Monozygotic triplets with juvenile-onset autoimmunity and 18p microdeletion involving PTPRM

Abstract

Abnormal gene dosage from copy number variants has been associated with susceptibility to autoimmune disease. This includes 18p deletion syndrome, a chromosomal disorder with an estimated prevalence of 1 in 50,000 characterized by intellectual disability, facial dysmorphology, and brain abnormalities. The underlying causes for autoimmune manifestations associated with 18p deletions, however, remain unknown. Our objective was to investigate a distinctive case involving monozygotic triplets concordant for developmental delay, white matter abnormalities, and autoimmunity, specifically juvenile-onset Graves' thyroiditis. By chromosomal microarray analysis and whole genome sequencing, we found the triplets to carry a de novo interstitial 5.9 Mb deletion of chromosome 18p11.31p11.21 spanning 19 protein-coding genes. We conducted a literature review to pinpoint genes affected by the deletion that could be associated with immune dysregulation and identified PTPRM as a potential candidate. Through dephosphorylation, PTPRM serves as a negative regulator of STAT3, a key factor in the generation of Th17 cells and the onset of specific autoimmune manifestations. We hypothesized that PTPRM hemizygosity results in increased STAT3 activation. We therefore performed assays investigating PTPRM expression, STAT3 phosphorylation, Th1/Th2/Th17 cell fractions, Treg cells, and overall immunophenotype, and in support of the hypothesis, our investigations showed an increase in cells with phosphorylated STAT3 and higher levels of Th17 cells in the triplets. We propose that PTPRM hemizygosity can serve as a contributing factor to autoimmune susceptibility in 18p deletion syndrome. If confirmed in unrelated 18p/PTPRM deletion patients, this susceptibility could potentially be treated by targeted inhibition of IL-17.

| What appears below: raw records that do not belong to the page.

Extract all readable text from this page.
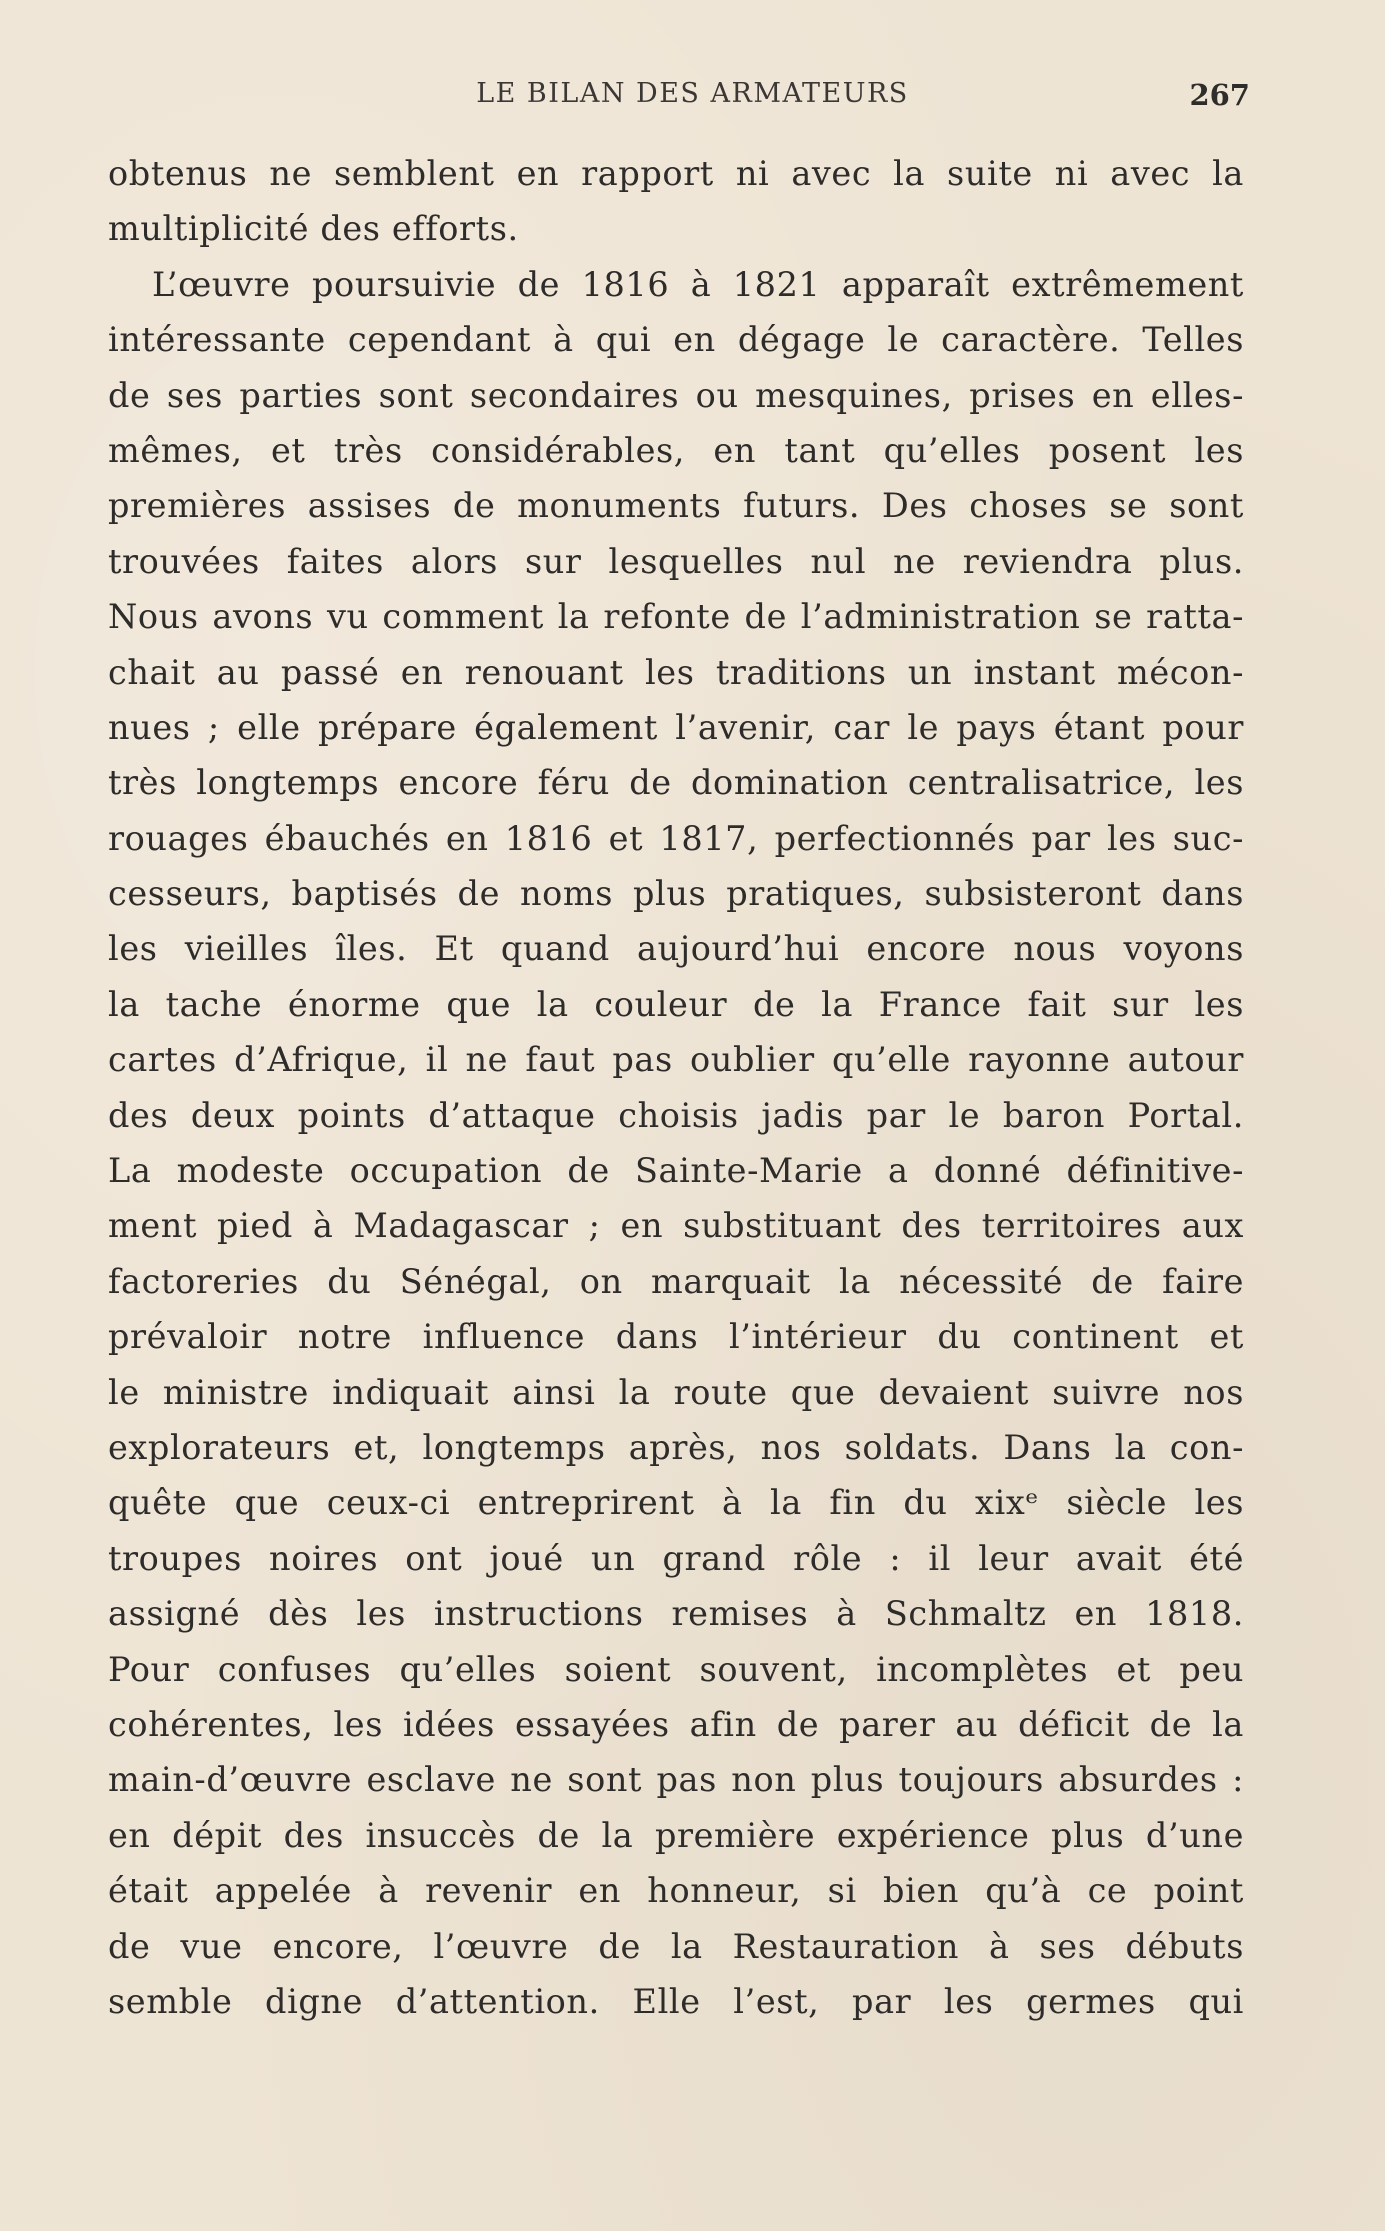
LE BILAN DES ARMATEURS	267
obtenus ne semblent en rapport ni avec la suite ni avec la
multiplicité des efforts.
L’œuvre poursuivie de 1816 à 1821 apparaît extrêmement
intéressante cependant à qui en dégage le caractère. Telles
de ses parties sont secondaires ou mesquines, prises en elles-
mêmes, et très considérables, en tant qu’elles posent les
premières assises de monuments futurs. Des choses se sont
trouvées faites alors sur lesquelles nul ne reviendra plus.
Nous avons vu comment la refonte de l’administration se ratta-
chait au passé en renouant les traditions un instant mécon-
nues ; elle prépare également l’avenir, car le pays étant pour
très longtemps encore féru de domination centralisatrice, les
rouages ébauchés en 1816 et 1817, perfectionnés par les suc-
cesseurs, baptisés de noms plus pratiques, subsisteront dans
les vieilles îles. Et quand aujourd’hui encore nous voyons
la tache énorme que la couleur de la France fait sur les
cartes d’Afrique, il ne faut pas oublier qu’elle rayonne autour
des deux points d’attaque choisis jadis par le baron Portal.
La modeste occupation de Sainte-Marie a donné définitive-
ment pied à Madagascar ; en substituant des territoires aux
factoreries du Sénégal, on marquait la nécessité de faire
prévaloir notre influence dans l’intérieur du continent et
le ministre indiquait ainsi la route que devaient suivre nos
explorateurs et, longtemps après, nos soldats. Dans la con-
quête que ceux-ci entreprirent à la fin du xixᵉ siècle les
troupes noires ont joué un grand rôle : il leur avait été
assigné dès les instructions remises à Schmaltz en 1818.
Pour confuses qu’elles soient souvent, incomplètes et peu
cohérentes, les idées essayées afin de parer au déficit de la
main-d’œuvre esclave ne sont pas non plus toujours absurdes :
en dépit des insuccès de la première expérience plus d’une
était appelée à revenir en honneur, si bien qu’à ce point
de vue encore, l’œuvre de la Restauration à ses débuts
semble digne d’attention. Elle l’est, par les germes qui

Keywords: 18p deletion; PTPRM; STAT3 transcription factor; Th17 cells; autoimmunity; cytogenetics.

FIGURE 1

Interstitial 18p microdeletion identified in monozygotic triplets with juvenile-onset autoimmunity, intellectual disability, and white matter lesions. (A) Monozygotic triplets, 37 years old [left to right: triplet A–C]. (B) Brain MRI of triplet A. Axial and sagittal FLAIR (1.5 T) showing multiple small, primarily subcortical white matter lesions, as frequently reported in 18p deletion syndrome patients. All triplets had these lesions, which were found stable over time. (C) Pedigree of the family. The deletion was not present in the healthy parents. (D) Visualization of the 18p11.31p11.21 microdeletion in CytoGenomics.

FIGURE 2

Functional immunological analyses. (A–D) STAT3 phosphorylation was examined in peripheral lymphocytes by flow cytometry. (A) Example plot showing the gating strategy for lymphocyte isolation. (B) STAT3 phosphorylation signal from lymphocytes without prior stimulation for healthy blood donors (blue), parents (grey), and triplets (red). (C) As in previous panel but with prior IL-6 stimulation. (D) The fractions of lymphocytes with IL6-induced STAT3 phosphorylation in controls (healthy blood donors and parents) and triplets. The columns are the geometric means of the two groups. The fold-difference of the means was estimated with 95% confidence intervals (CIs) using bootstrap sampling distributions. (E–H) The fractions of Th17 cells were determined by flow cytometry. (E) Plot showing the gating strategy for identifying CD8 negative T-cells as surrogates of T-helper cells. (F) Plot of CD8⁻ T-cells IL17 content without stimulation. (G) As in previous panel but with stimulation. (H) The fraction of Th17 cells in controls (healthy blood donors and parents) and triplets. The columns are the geometric means of the two groups. The fold-difference of the means was estimated with 95% CIs using bootstrap sampling distributions. As an in-house reference, the central 90%-prediction interval of the Th17 cell measurements from 51 healthy blood donors was [0.21%; 1.7%].